Appropriateness of an artificial neural network in pose estimation

Question

Using a neural network for your application can very well work, however, I feel you will need a lot of training samples to allow the network to generalize. Of course, this also depends on the type and number of poses you're dealing with. It sounds to me that with some clever maths it might be possible to derive the movement vector directly from the input vector -- if by any chance you can come up with a way of doing that (or provide more information so others can think about it too), that would very much be preferred, as in that case you would include prior knowledge you have about the task instead of relying on the NN to learn it from data.

If you decide to go ahead with the NN approach, keep the following in mind:

Divide your data into training and validation set.
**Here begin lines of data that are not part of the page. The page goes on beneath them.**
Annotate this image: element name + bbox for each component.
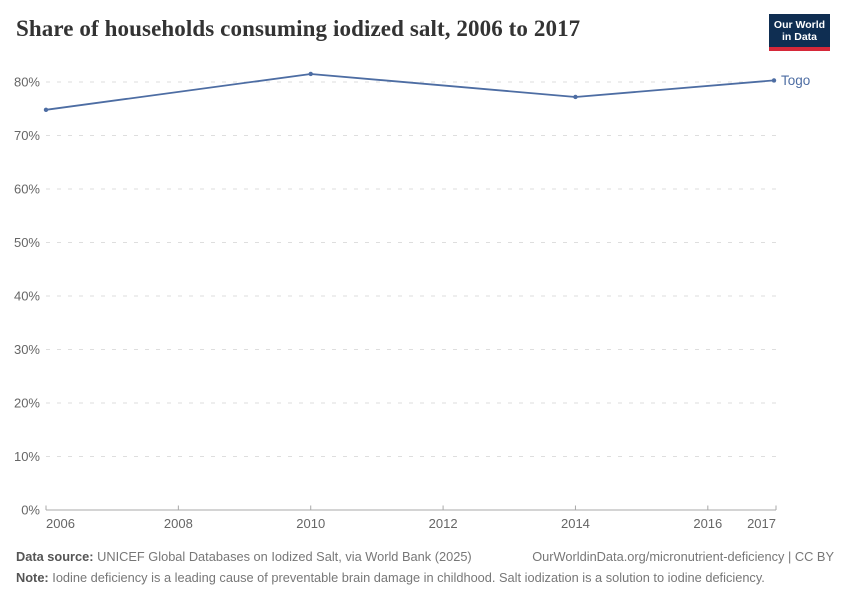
data-point-marker bbox=[771, 78, 777, 83]
y-axis-tick-label: 50% bbox=[14, 235, 40, 250]
x-axis-tick-label: 2014 bbox=[561, 516, 590, 531]
note-text: Iodine deficiency is a leading cause of … bbox=[48, 570, 765, 585]
owid-url-license-link[interactable]: OurWorldinData.org/micronutrient-deficie… bbox=[532, 549, 834, 564]
data-point-marker bbox=[308, 71, 313, 77]
series-line bbox=[45, 73, 775, 111]
owid-logo-line2: in Data bbox=[781, 30, 817, 43]
note-label: Note: bbox=[16, 570, 49, 585]
x-axis-tick-label: 2016 bbox=[693, 516, 722, 531]
note-line: Note: Iodine deficiency is a leading cau… bbox=[16, 567, 834, 588]
data-source-text: UNICEF Global Databases on Iodized Salt,… bbox=[93, 549, 472, 564]
data-source-label: Data source: bbox=[16, 549, 94, 564]
data-source-line: Data source: UNICEF Global Databases on … bbox=[16, 546, 472, 567]
x-axis-tick-label: 2012 bbox=[429, 516, 458, 531]
owid-logo[interactable]: Our World in Data bbox=[769, 14, 830, 51]
data-point-marker bbox=[573, 94, 578, 100]
owid-logo-line1: Our World bbox=[773, 18, 826, 31]
x-axis-tick-label: 2006 bbox=[46, 516, 75, 531]
y-axis-tick-label: 60% bbox=[14, 182, 40, 197]
x-axis-tick-label: 2010 bbox=[296, 516, 325, 531]
y-axis-tick-label: 0% bbox=[21, 503, 40, 518]
y-axis-tick-label: 30% bbox=[14, 342, 40, 357]
y-axis-tick-label: 40% bbox=[14, 289, 40, 304]
chart-title: Share of households consuming iodized sa… bbox=[16, 16, 581, 41]
x-axis-tick-label: 2017 bbox=[747, 516, 776, 531]
y-axis-tick-label: 20% bbox=[14, 396, 40, 411]
x-axis-tick-label: 2008 bbox=[164, 516, 193, 531]
y-axis-tick-label: 70% bbox=[14, 128, 40, 143]
y-axis-tick-label: 80% bbox=[14, 75, 40, 90]
chart-footer: Data source: UNICEF Global Databases on … bbox=[16, 546, 834, 588]
data-point-marker bbox=[43, 107, 49, 113]
series-entity-label: Togo bbox=[781, 73, 810, 88]
y-axis-tick-label: 10% bbox=[14, 449, 40, 464]
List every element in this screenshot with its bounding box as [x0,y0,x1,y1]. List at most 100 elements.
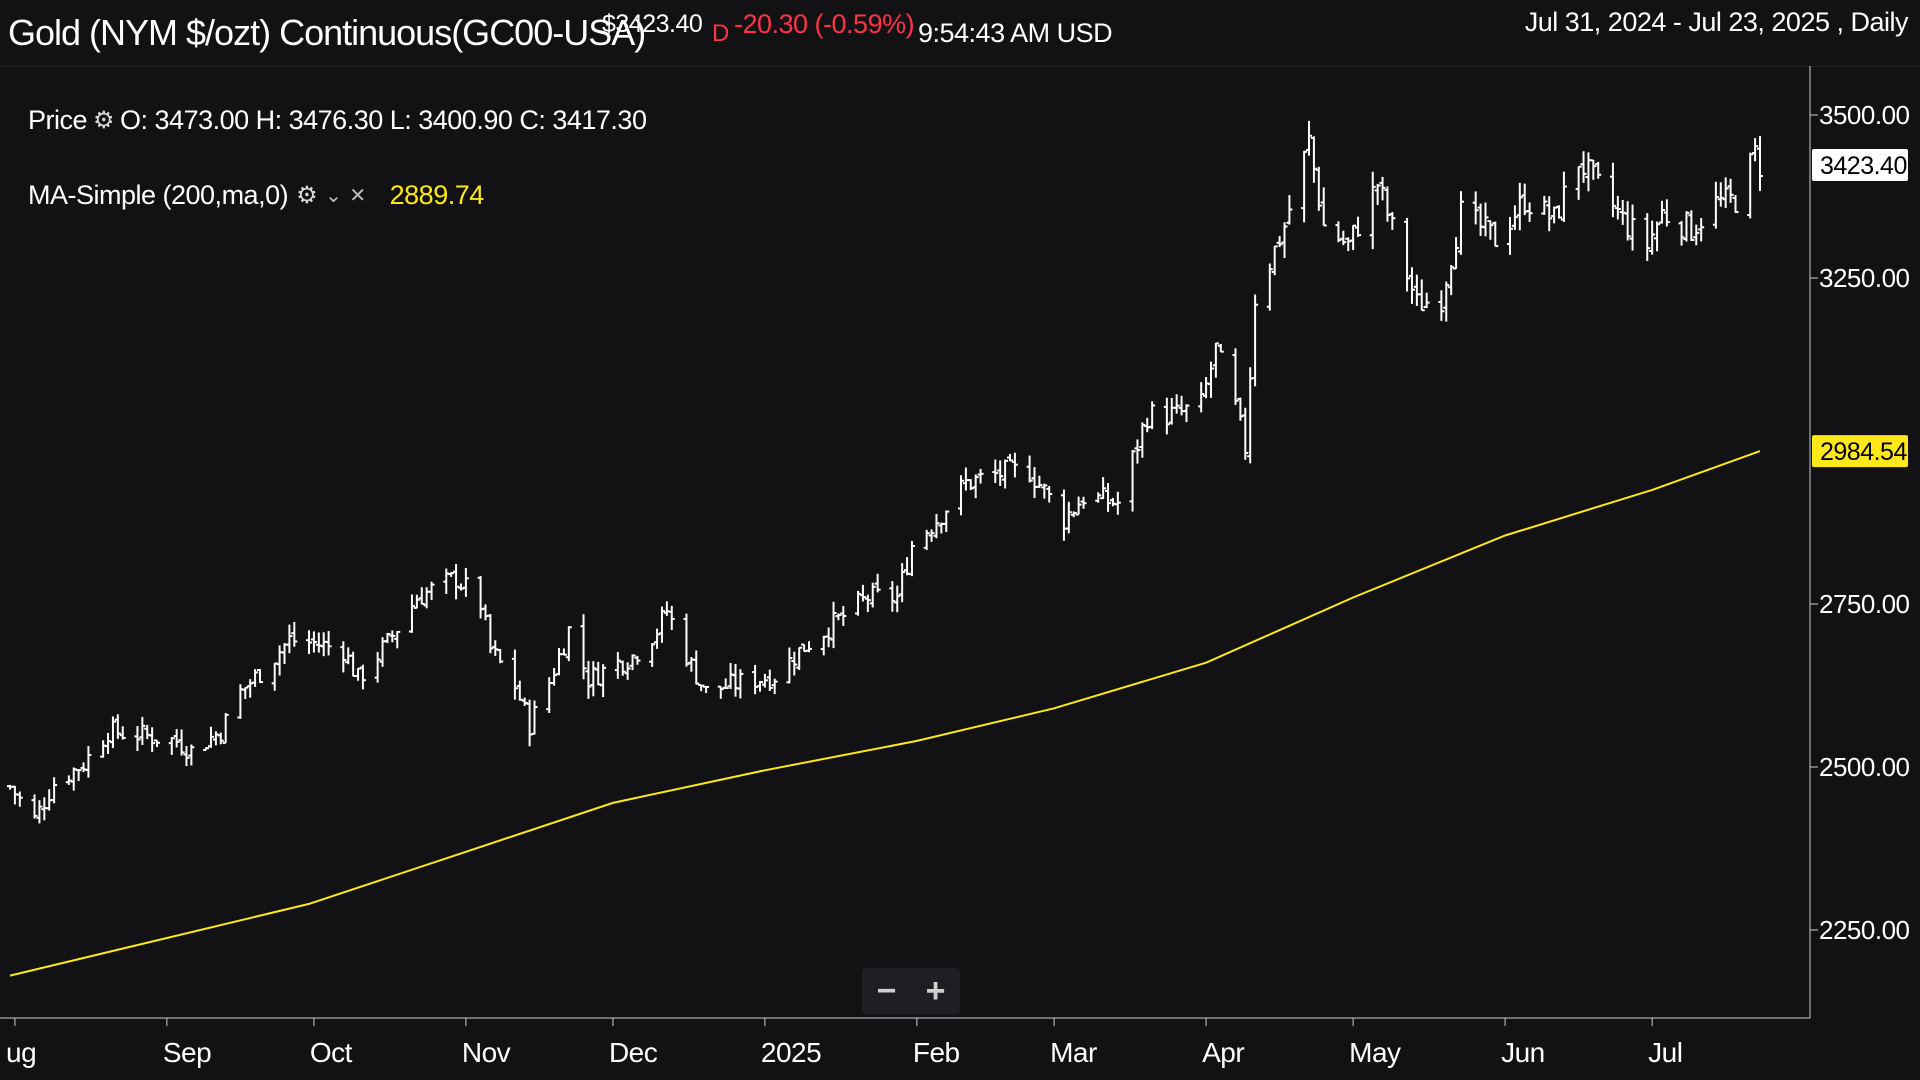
ohlc-bar [1163,397,1170,435]
zoom-out-button[interactable]: − [876,971,897,1010]
ohlc-bar [703,685,710,694]
ohlc-bar [291,621,298,647]
ohlc-bar [320,632,327,657]
chevron-down-icon[interactable]: ⌄ [325,185,342,207]
ohlc-bar [36,800,43,824]
y-tick-label: 2750.00 [1819,589,1910,619]
ohlc-bar [840,605,847,626]
ohlc-bar [859,584,866,602]
ohlc-bar [1075,496,1082,516]
ohlc-bar [908,541,915,577]
ohlc-bar [1482,202,1489,237]
ohlc-bar [1551,206,1558,224]
ohlc-bar [1247,367,1254,464]
ohlc-bar [1114,491,1121,515]
ohlc-bar [173,729,180,748]
ohlc-bar [306,630,313,655]
ohlc-bar [1031,467,1038,499]
ohlc-bar [899,563,906,603]
ohlc-bar [1340,230,1347,246]
ohlc-bar [1286,195,1293,225]
gear-icon[interactable]: ⚙ [93,107,115,134]
ohlc-bar [85,746,92,778]
ohlc-bar [1595,161,1602,179]
ohlc-bar [413,594,420,609]
x-tick-label: Jul [1648,1037,1682,1068]
ohlc-bar [722,678,729,690]
ohlc-bar [761,673,768,688]
ohlc-bar [595,661,602,686]
ohlc-bar [791,651,798,676]
ohlc-bar [943,510,950,533]
ohlc-bar [894,585,901,613]
ohlc-bar [271,662,278,691]
ohlc-bar [1276,235,1283,248]
ohlc-bar [1041,483,1048,499]
ohlc-bar [556,648,563,676]
ohlc-bar [634,655,641,665]
ohlc-bar [1472,191,1479,225]
ohlc-bar [1516,182,1523,231]
ohlc-bar [1065,501,1072,534]
ohlc-bar [1207,361,1214,398]
ohlc-bar [16,791,23,807]
ohlc-bar [526,699,533,747]
x-tick-label: ug [6,1037,36,1068]
x-tick-label: Apr [1202,1037,1244,1068]
ohlc-bar [1408,267,1415,304]
ohlc-bar [1590,159,1597,180]
ohlc-bar [1663,199,1670,227]
ohlc-bar [100,740,107,758]
ohlc-bar [1757,136,1763,192]
ohlc-bar [1011,452,1018,478]
ohlc-bar [928,529,935,542]
ohlc-bar [178,729,185,756]
price-change: -20.30 (-0.59%) [734,9,915,39]
y-tick-label: 3250.00 [1819,263,1910,293]
ohlc-bar [1752,138,1759,162]
x-tick-label: Nov [462,1037,511,1068]
ohlc-bar [1404,217,1411,292]
ohlc-bar [752,665,759,695]
ohlc-bar [551,667,558,686]
ohlc-bar [65,775,72,785]
ohlc-bar [1453,237,1460,270]
ohlc-bar [1060,489,1067,541]
close-icon[interactable]: ✕ [349,185,366,207]
last-price-badge-label: 3423.40 [1820,152,1907,180]
ohlc-bar [1649,220,1656,255]
price-label: Price [28,105,88,135]
ohlc-bar [448,571,455,577]
ohlc-bar [619,660,626,676]
ohlc-bar [374,652,381,683]
ohlc-bar [1712,181,1719,229]
ohlc-bar [1217,343,1224,353]
ohlc-bar [134,726,141,752]
ohlc-bar [977,468,984,484]
ohlc-bar [869,582,876,608]
x-tick-label: Mar [1050,1037,1097,1068]
ohlc-bar [516,680,523,701]
ohlc-bar [1198,382,1205,413]
ohlc-bar [654,628,661,649]
ohlc-bar [31,794,38,819]
date-range[interactable]: Jul 31, 2024 - Jul 23, 2025 , Daily [1524,7,1909,37]
ohlc-bar [1443,281,1450,322]
ohlc-bar [1614,195,1621,220]
gear-icon[interactable]: ⚙ [296,182,318,209]
ohlc-bar [281,643,288,664]
ohlc-bar [462,568,469,597]
ohlc-bar [835,613,842,621]
ohlc-bar [614,651,621,679]
zoom-in-button[interactable]: + [925,971,946,1010]
ohlc-bar [1727,178,1734,203]
ma-value-badge [1812,435,1908,468]
ohlc-bar [732,664,739,697]
ohlc-bar [864,594,871,613]
ohlc-bar [1722,177,1729,209]
ohlc-bar [1560,171,1567,222]
ohlc-bar [590,661,597,697]
ohlc-bar [565,626,572,662]
ohlc-bar [276,645,283,676]
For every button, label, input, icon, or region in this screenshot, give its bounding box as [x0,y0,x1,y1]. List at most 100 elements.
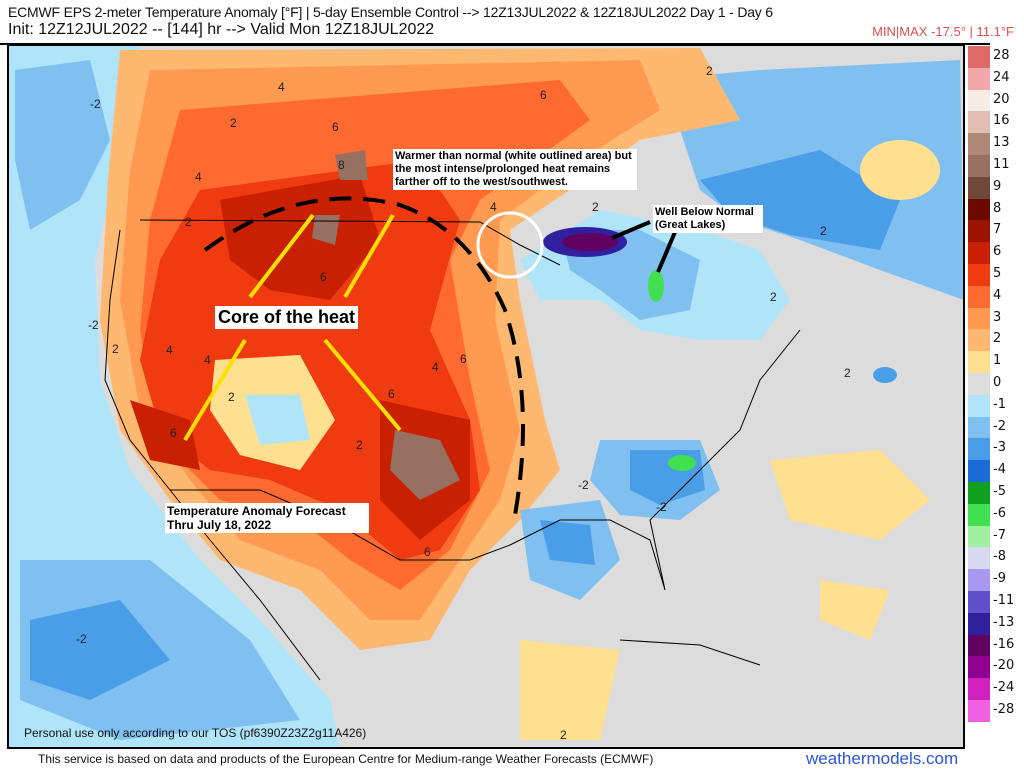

This allows you to make sure that the network doesn't overfit. You train using the training set and determine the quality of a particular network using the error on the validation set. The ratio of training/validation depends on the amount of data you have. A large validation set (e.g., 50% of your data) will allow more precise conclusions about the quality of the trained network, but often you have too few data to afford this. However, in any case I would suggest to use at least 10% of your data for validation.
As to the number of hidden units, a rule of thumb is to have at least 10 training examples for each free parameter, i.e., each weight. So assuming you have a 3-layer network with 4 inputs, 10 hidden units, and 3 output units, where each hidden unit and the output units have additionally a bias weight, you would have (4+1) * 10 + (10+1) * 3 = 83 free parameters/weights. In general you should experiment with the number of hidden units and also the number of hidden layers. From my experience 4-layer networks (i.e., 2 hidden layers) work better than 3-layer network, but that depends on the problem. Since you also have the validation set, you can find out what network architecture and size works without having to fear overfitting.
For the activation function you should use some sigmoid function to allow for non-linear behavior. I like the hyperbolic tangent for its symmetry, but from my experience you can just as well use the logistic function.